How Green Was My Valley, on the other hand, represents Ford and Hollywood at its commercial and artistic height. While Kane focused on the rise and fall of a wealthy newspaper tycoon and played with the cinematic form in terms of cinematography and narrative structure, Valley focused on a family in the coal-mining hills of Wales in the late nineteenth century. The world was at war for the second time in the century and Valley focused on real people and how life, no matter how much we don’t want it to, changes. Kane is remembered, rightly, for how its story is told but, in the end, we don’t like the titular character very much and most viewers believe he deserves the life he gets. The Morgans of Valley, on the other hand, are hard-working, good people who must learn to cope with layoffs, love, loss, death, and a new world as the youngest son, Huw (played beautifully by a thirteen-year-old Roddy McDowall), is to be educated rather than live the life of a coal miner like his father and brothers before him.The film shows that in times of trouble not only do families come together but entire communities.

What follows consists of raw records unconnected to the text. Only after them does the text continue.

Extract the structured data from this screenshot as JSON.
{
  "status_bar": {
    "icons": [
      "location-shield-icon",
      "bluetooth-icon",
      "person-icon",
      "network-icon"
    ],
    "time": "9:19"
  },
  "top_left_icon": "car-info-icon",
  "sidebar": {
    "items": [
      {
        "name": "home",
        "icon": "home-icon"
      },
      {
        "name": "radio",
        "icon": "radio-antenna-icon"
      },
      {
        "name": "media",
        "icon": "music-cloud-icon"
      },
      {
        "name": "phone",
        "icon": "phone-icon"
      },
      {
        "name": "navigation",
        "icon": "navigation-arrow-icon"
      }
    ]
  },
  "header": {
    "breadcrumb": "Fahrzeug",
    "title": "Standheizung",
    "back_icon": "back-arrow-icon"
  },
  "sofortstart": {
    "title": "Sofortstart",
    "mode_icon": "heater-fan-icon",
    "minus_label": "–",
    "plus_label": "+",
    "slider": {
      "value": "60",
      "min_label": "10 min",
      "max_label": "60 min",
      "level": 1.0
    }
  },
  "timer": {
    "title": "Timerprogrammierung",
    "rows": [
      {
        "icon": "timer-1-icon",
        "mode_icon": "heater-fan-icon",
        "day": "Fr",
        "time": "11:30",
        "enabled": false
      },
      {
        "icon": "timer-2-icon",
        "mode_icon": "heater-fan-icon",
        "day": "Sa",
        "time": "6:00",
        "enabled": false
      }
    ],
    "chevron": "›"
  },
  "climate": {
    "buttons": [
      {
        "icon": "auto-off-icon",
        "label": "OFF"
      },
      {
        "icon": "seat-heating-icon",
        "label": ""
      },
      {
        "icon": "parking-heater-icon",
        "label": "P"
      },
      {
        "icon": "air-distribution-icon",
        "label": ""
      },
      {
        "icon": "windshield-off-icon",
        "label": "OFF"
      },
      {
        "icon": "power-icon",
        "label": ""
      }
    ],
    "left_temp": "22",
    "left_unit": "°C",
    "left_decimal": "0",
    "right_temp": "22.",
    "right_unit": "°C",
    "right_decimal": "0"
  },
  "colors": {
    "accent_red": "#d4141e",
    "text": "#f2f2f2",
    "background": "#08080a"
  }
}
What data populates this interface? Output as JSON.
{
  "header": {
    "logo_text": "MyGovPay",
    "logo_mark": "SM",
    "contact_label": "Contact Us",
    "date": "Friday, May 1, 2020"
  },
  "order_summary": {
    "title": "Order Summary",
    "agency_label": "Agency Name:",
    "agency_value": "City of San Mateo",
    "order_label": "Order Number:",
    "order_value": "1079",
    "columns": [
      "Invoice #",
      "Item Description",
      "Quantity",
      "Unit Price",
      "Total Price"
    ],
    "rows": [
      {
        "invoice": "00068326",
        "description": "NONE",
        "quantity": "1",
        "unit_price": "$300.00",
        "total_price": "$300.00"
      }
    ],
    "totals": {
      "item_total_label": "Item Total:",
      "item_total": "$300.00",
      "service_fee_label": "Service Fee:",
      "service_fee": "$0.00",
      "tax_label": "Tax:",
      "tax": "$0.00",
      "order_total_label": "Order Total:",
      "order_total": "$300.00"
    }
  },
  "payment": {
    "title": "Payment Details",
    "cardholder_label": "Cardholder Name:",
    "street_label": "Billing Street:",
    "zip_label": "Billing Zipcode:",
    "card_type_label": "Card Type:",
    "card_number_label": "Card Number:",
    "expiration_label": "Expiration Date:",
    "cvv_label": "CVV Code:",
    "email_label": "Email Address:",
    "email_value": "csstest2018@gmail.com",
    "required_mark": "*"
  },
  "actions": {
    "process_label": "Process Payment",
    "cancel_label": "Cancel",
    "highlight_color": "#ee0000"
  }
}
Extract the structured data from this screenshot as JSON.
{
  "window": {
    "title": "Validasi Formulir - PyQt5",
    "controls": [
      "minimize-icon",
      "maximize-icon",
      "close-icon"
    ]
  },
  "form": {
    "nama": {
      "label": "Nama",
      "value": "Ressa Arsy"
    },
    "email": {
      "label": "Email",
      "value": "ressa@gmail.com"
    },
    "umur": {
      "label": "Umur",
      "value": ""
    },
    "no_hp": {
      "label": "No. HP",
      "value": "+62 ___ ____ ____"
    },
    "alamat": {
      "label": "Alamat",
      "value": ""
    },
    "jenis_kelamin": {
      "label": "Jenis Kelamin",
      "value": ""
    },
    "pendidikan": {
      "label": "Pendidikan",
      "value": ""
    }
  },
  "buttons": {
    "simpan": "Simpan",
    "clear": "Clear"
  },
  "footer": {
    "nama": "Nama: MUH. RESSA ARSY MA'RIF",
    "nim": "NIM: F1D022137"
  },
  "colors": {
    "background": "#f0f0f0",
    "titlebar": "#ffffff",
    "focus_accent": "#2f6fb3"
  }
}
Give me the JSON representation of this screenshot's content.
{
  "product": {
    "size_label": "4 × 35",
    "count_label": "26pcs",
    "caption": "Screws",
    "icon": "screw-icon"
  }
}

Supposedly rentals, sales, and television screenings of How Green Was My Valley increased after the Frasier episode aired. This “fact” may be apocryphal, but the film should be viewed and deserves to be remembered as a movie that tried to capture a simpler time that was transitioning to a much darker, modern world as the next few best picture winners would show.

[Note: It’s been a while since I’ve posted, but I’ve been a little busy with other projects. I have kept watching the winners, I just haven’t found much time to write about them. So, expect lots of updates coming soon!]